1943: The B-17 Memphis Belle flies its 25th combat mission over occupied Europe, a bomb run against German submarine pens at L’Orient, France. A documentary camera crew recorded the mission and the crew celebrations afterward, which became part of a full-length feature film. The aircraft and crew returned to the States and began a publicity tour around the country in support of War Bonds.
1943: A dramatic RAF raid by “The Dam Busters” smashes three dams in Germany’s industrial heartland. The crews trained in secret for three months perfecting the technique of “skip bombing” to get through German defenses.
1947: President Harry S. Truman signs into law an economic assistance act for Greece and Turkey that will become the foundation for the Truman Doctrine on controlling the spread of Communism.
1954: The Supreme Court hands down its decision in Brown vs. The Board of Education of Topeka, overturning the separate-but-equal doctrine previously codified by the Supreme Court’s 1896 Plessey vs. Ferguson decision.
1964: President Lyndon Baines Johnson announces the Great Society legislative program, in which he promises to “eliminate poverty and racial injustice in America.”

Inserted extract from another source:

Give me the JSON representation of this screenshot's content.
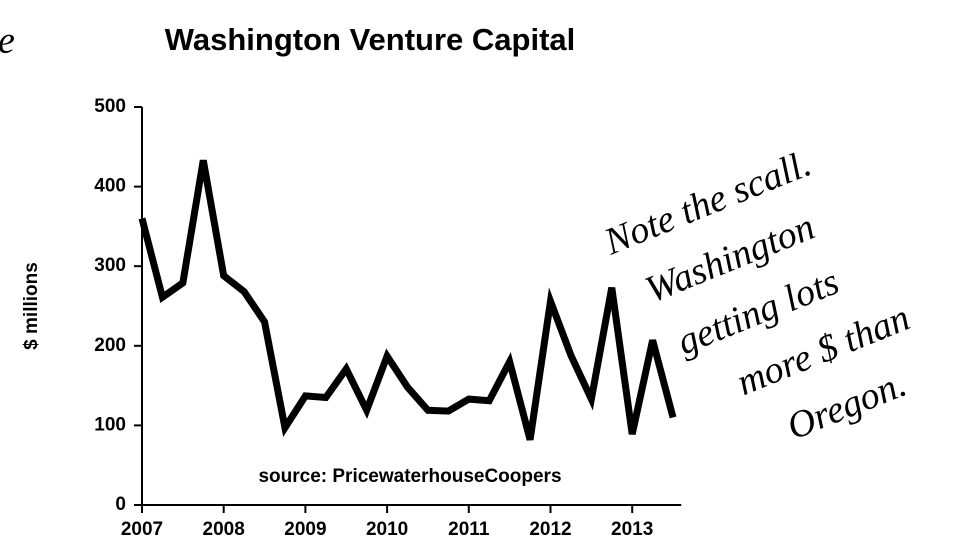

1968: USS Scorpion (SSN-589) suffers an explosion of unknown origin and sinks with 99 souls on board into 9,800 feet of water, 400 miles southwest of the Azores. The circumstances of its sinking remain partially classified, but all of the evidence points to an on-board malfunction of a torpedo. Nothing supports the undying conspiracy theories that she was intentionally torpedoed by the Russians in retaliation for our earlier salvage of a sunken Soviet Hotel class submarine off the coast of Hawaii. Interestingly, then-Captain Robert Ballard and the Woods Hole Institute used their search for the Titanic as cover for their actual search for the remains of Scorpion. The wreckage site is regularly monitored for radioactive contamination from its reactor and torpedoes.
1987: USS Stark (FFG-31) is struck by an Iraqi Exocet missile while monitoring shipping in the Persian Gulf during the Iran-Iraq war. 37 sailors are killed, 21 wounded.